I decide to rip the Band-Aid off. “I met someone.”

There’s a long pause on their end and then my dad says, “Halle-fucking-lujah.” My mom curses at him in Spanish and I chuckle.

“Tell us about her,” my mom says.

And I do. I tell them about Jordan’s strong will, her beautiful laugh, her bravery…everything. By the time I’m done speaking, I think I’ve shocked them speechless.

It’s my mom who speaks first. “You’re in love with her.”

I swallow hard. Because I know the answer, I just haven’t voiced it out loud yet. It seems quick to fall in love with someone, but how would I know? I’ve never been in love before.

“It’s too fast,” I tell them.

My dad’s the one who chimes in next. “Son, I fell in love with your mother the first time I laid eyes on her and told her the same day. Sometimes it happens like that, sometimes it doesn’t. But love doesn’t have a timeline. When you know, you know. And maybe that’s the Italian in me. We love hard and fast. I was always taught there’s no need to waste time when you know exactly what you want.”

“Call us old fashioned but you kids these days will take ten years to date before you realize that you should marry each other, why? Why waste time like that?” my mom says.

“I don’t think I can have this job if I chose her,” I tell them my predicament.

“Oh…so that’s what this is about. I would be lying if I said you were wrong. Your father and I got lucky, being in the same police department and having similar schedules. It wasn’t always easy, but we also didn’t do undercover work like you.”

“Think of it this way son, ten years from now, are you going to be completely fulfilled with work being your wife? There are other avenues you can take that will still use your skill set and give you the flexibility to have a life. We know how important your job is to you, but we’ve always wondered if you did it because of us…” he leaves the statement open-ended, giving me time to think.

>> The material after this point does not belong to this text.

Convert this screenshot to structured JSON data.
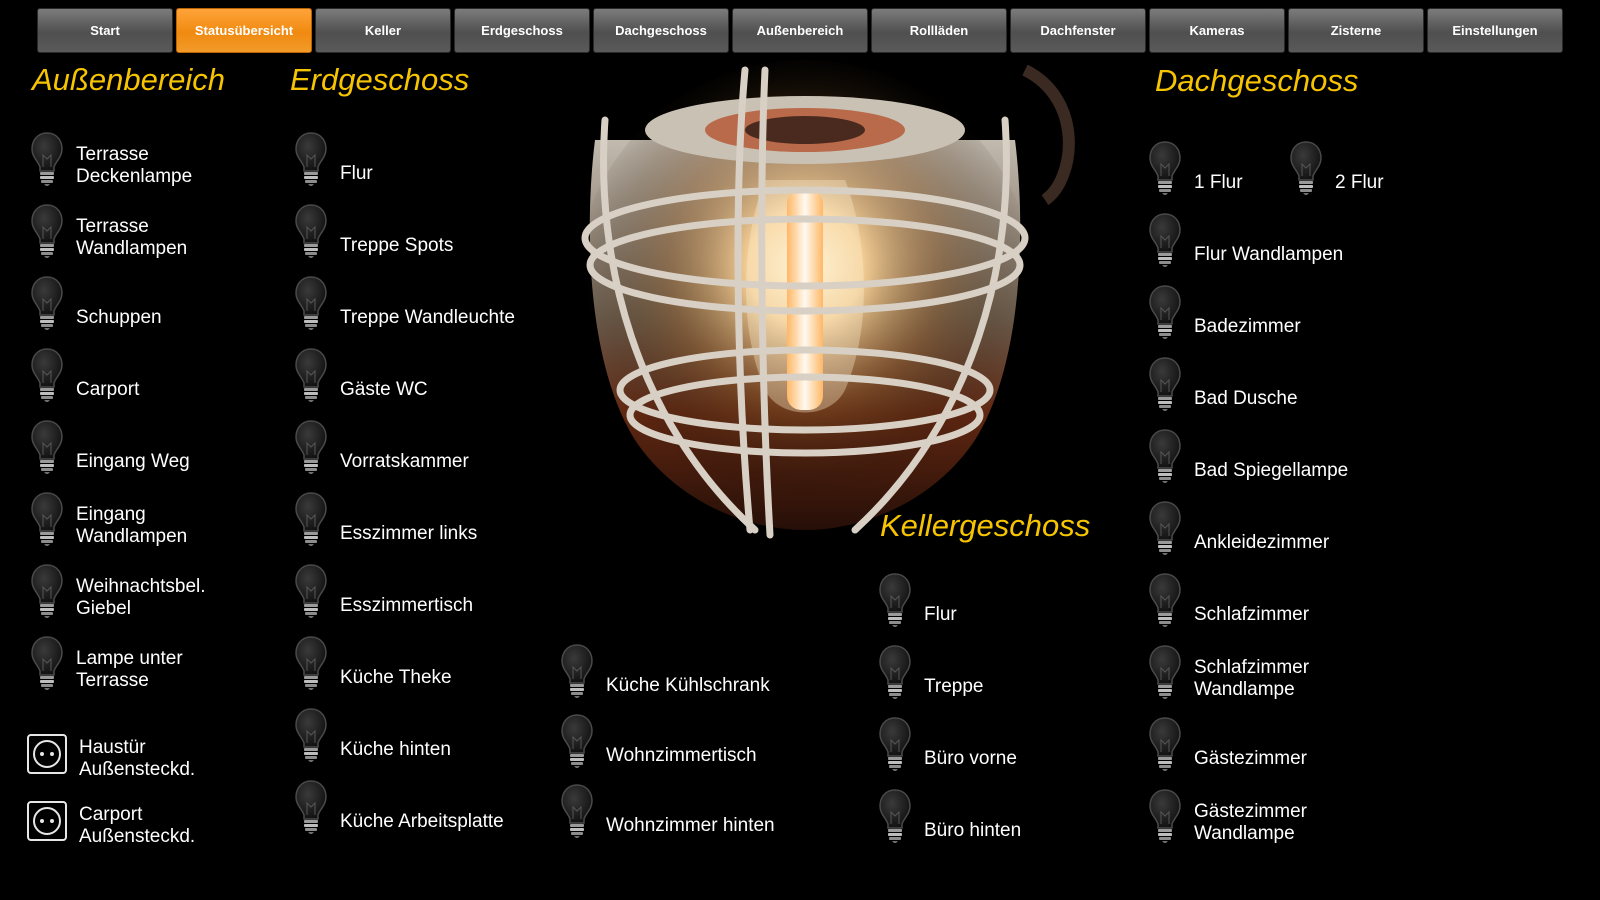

A part of me knows I became a cop because of them. I wanted to make a difference, just like my parents did. And alongthe way I fell in love with the job. But the job has left me longing for more. I can’t have a normal life doing this kind of work, but I knew that going into it. I just didn’t think along the way I would find someone that I cared about as much as I care about Jordan. I have a lot to think about.

A ping comes in on my phone, signaling a text message.

“I have to go. I love you guys.”

“Stay safe,” my dad says, and I hang up the phone.

I look at my phone, thinking Emmett is texting me about work, but no, it’s a text from Jordan.

I open the message and am greeted with a photo. Not just any photo. A photo of Jordan lying on the bed, angled from the front. Only half of her face is visible and the curve of her back to her naked ass is showing.

I instantly get hard and press the call button.

She waits until the fourth ring before answering. “Hello?” Her voice is shaky like she’s nervous.

“What the hell do you think you’re doing,” I growl, adjusting myself in my pants.

“Oh shit…you don’t like it do you?” She’s panicking and I hear her whisper something along the lines of, “I fucking knew this was a terrible idea.”